Furfural is a major inhibitor in lignocellulose hydrolysate for Zymomonas mobilis. A mutant F211 strain with high furfural tolerance was obtained from our previous study. Thus, its key tolerance mechanism was studied in the present study. The function of mutated genes in F211 was identified by functional complementation experiments, revealing that the improved furfural tolerance was resulted from the C493T mutation of the ZCP4_0270 gene promoting cell flocculation and the mutation (G1075A)/downregulation of ZCP4_0970. Comparative transcriptome analysis revealed 139 differentially expressed genes between F211 and the control, CP4, in response to furfural stress. In addition, the reliability of the RNA-Seq data was also confirmed.

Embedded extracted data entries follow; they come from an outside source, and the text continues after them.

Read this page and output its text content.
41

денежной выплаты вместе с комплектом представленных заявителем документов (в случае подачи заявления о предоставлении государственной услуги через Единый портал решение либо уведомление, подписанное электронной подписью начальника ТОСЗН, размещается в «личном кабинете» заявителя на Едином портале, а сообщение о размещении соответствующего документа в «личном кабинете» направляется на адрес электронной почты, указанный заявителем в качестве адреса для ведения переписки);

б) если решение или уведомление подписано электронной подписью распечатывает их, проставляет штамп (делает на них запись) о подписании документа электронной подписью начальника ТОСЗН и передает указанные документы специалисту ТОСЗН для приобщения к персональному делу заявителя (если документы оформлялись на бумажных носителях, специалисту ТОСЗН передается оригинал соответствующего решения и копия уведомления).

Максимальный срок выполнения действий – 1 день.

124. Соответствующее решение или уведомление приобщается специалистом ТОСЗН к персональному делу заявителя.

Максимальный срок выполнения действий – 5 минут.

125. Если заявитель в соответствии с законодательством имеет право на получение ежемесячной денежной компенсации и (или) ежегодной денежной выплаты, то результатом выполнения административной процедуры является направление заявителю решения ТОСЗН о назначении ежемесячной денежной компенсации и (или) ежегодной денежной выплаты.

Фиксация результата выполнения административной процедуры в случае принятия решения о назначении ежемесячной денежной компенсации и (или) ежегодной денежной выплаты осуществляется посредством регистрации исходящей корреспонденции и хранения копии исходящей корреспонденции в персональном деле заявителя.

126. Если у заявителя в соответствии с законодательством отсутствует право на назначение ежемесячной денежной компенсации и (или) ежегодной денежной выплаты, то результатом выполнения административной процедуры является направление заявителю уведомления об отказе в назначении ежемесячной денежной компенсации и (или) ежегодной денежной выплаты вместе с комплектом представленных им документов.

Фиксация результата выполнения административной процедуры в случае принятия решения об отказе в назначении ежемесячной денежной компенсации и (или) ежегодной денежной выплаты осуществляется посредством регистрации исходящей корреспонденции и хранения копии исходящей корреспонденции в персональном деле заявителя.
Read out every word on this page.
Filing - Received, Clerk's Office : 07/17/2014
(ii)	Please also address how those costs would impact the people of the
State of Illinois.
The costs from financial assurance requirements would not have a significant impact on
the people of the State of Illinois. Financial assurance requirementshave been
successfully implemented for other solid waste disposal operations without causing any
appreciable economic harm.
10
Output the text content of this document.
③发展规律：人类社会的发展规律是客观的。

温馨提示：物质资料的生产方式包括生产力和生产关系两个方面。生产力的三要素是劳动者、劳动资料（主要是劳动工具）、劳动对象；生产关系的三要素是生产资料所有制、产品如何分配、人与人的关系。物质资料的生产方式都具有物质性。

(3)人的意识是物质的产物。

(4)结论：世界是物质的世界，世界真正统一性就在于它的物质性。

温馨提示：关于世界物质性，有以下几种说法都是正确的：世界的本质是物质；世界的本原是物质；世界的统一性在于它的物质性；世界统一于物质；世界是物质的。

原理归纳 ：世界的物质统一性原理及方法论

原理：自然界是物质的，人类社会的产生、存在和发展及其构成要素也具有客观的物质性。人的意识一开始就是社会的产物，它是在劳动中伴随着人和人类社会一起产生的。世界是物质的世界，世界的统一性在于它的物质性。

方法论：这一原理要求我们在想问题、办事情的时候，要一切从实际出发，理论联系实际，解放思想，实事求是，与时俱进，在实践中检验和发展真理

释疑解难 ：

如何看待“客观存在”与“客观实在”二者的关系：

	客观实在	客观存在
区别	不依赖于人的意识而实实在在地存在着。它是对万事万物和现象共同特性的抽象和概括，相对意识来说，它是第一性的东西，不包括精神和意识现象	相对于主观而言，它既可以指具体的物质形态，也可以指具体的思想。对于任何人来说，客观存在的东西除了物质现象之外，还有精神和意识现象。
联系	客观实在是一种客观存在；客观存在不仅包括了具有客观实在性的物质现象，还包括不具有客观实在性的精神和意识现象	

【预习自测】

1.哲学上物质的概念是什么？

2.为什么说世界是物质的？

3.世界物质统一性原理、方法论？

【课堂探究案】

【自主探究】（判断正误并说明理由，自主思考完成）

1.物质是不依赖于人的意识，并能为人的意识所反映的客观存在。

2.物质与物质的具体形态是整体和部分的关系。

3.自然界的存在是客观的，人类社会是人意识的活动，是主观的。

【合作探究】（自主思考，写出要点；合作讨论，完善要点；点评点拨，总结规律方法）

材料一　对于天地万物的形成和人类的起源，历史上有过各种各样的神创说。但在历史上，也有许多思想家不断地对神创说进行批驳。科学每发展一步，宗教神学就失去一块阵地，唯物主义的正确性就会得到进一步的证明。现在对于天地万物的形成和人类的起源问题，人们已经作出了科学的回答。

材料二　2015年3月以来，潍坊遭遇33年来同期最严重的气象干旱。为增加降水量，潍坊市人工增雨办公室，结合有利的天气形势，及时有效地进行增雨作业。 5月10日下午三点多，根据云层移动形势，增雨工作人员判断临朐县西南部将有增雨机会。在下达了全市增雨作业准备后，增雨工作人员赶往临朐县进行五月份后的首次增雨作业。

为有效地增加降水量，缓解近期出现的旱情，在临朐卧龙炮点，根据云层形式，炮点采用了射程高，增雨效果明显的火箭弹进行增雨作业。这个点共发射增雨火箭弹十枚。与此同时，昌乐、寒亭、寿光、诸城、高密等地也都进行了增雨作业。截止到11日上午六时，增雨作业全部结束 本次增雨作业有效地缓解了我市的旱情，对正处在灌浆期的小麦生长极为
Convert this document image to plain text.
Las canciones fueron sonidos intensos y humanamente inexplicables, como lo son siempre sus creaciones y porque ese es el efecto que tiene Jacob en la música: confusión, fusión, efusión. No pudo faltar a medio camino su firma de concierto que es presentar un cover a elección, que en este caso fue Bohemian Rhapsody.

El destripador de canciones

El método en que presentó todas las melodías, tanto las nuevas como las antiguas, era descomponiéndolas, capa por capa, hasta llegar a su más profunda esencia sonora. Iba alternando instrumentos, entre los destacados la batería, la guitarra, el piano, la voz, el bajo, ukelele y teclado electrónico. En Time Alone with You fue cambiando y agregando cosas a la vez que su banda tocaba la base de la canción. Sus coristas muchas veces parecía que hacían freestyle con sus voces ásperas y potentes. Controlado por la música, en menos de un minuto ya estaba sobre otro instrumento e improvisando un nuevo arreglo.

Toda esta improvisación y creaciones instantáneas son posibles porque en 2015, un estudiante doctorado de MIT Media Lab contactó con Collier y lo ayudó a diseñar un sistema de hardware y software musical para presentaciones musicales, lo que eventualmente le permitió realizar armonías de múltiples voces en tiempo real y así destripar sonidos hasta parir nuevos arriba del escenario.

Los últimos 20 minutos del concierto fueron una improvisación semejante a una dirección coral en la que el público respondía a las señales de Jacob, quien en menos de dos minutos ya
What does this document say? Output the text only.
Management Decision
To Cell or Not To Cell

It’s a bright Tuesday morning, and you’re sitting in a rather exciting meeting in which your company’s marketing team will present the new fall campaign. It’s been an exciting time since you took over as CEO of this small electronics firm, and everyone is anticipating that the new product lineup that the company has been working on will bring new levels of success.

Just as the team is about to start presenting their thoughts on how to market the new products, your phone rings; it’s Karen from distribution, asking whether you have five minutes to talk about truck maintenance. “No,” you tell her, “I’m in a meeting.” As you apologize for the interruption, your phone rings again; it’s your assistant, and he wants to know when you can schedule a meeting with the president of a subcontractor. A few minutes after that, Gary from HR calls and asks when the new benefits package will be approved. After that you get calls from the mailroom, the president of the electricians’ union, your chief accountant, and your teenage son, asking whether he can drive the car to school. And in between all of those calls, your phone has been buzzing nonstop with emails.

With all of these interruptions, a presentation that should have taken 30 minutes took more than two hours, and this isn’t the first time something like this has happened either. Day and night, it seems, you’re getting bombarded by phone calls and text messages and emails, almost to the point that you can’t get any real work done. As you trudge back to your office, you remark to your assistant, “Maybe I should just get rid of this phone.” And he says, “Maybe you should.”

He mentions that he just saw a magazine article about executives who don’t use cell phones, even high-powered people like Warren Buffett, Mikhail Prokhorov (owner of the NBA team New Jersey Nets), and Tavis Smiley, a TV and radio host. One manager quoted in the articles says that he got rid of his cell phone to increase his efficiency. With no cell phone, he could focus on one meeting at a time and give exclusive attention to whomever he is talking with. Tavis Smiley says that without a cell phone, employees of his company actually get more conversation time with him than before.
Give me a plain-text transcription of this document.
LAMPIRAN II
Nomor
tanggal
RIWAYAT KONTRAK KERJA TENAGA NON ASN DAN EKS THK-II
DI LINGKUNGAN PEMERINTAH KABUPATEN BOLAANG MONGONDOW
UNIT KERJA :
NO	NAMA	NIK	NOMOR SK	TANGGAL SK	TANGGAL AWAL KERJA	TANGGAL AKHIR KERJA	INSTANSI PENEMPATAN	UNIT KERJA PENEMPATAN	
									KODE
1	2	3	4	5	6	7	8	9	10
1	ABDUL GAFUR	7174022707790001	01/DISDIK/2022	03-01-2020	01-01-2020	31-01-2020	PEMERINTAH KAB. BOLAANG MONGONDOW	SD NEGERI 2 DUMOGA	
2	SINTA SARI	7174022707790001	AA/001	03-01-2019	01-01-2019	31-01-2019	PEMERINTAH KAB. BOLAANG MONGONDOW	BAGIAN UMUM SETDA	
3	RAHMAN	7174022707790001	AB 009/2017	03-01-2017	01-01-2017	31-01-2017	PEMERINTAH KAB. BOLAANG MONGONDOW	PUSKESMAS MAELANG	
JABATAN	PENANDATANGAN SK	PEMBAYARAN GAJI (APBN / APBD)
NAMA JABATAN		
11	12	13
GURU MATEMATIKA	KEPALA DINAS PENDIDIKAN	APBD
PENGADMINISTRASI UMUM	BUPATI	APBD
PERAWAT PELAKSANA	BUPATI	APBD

The potential tolerance mechanism was further demonstrated by functional identification of tolerance genes as follows: (I) some upregulated or downregulated genes increase the levels of NAD(P)H, which is involved in the reduction of furfural to less toxic furfuryl alcohol, thus accelerating the detoxification of furfural; (II) the mutated ZCP4_0270 and upregulated cellulose synthetase gene (ZCP4_0241 and ZCP4_0242) increased flocculation to resist furfural stress; (III) upregulated molecular chaperone genes promote protein synthesis and repair stress-damaged proteins; and (IV) transporter genes ZCP4_1623–1,625 and ZCP4_1702–1703 were downregulated, saving energy for cell growth. The furfural-tolerant mechanism and corresponding functional genes were revealed, which provides a theoretical basis for developing robust chassis strains for synthetic biology efforts.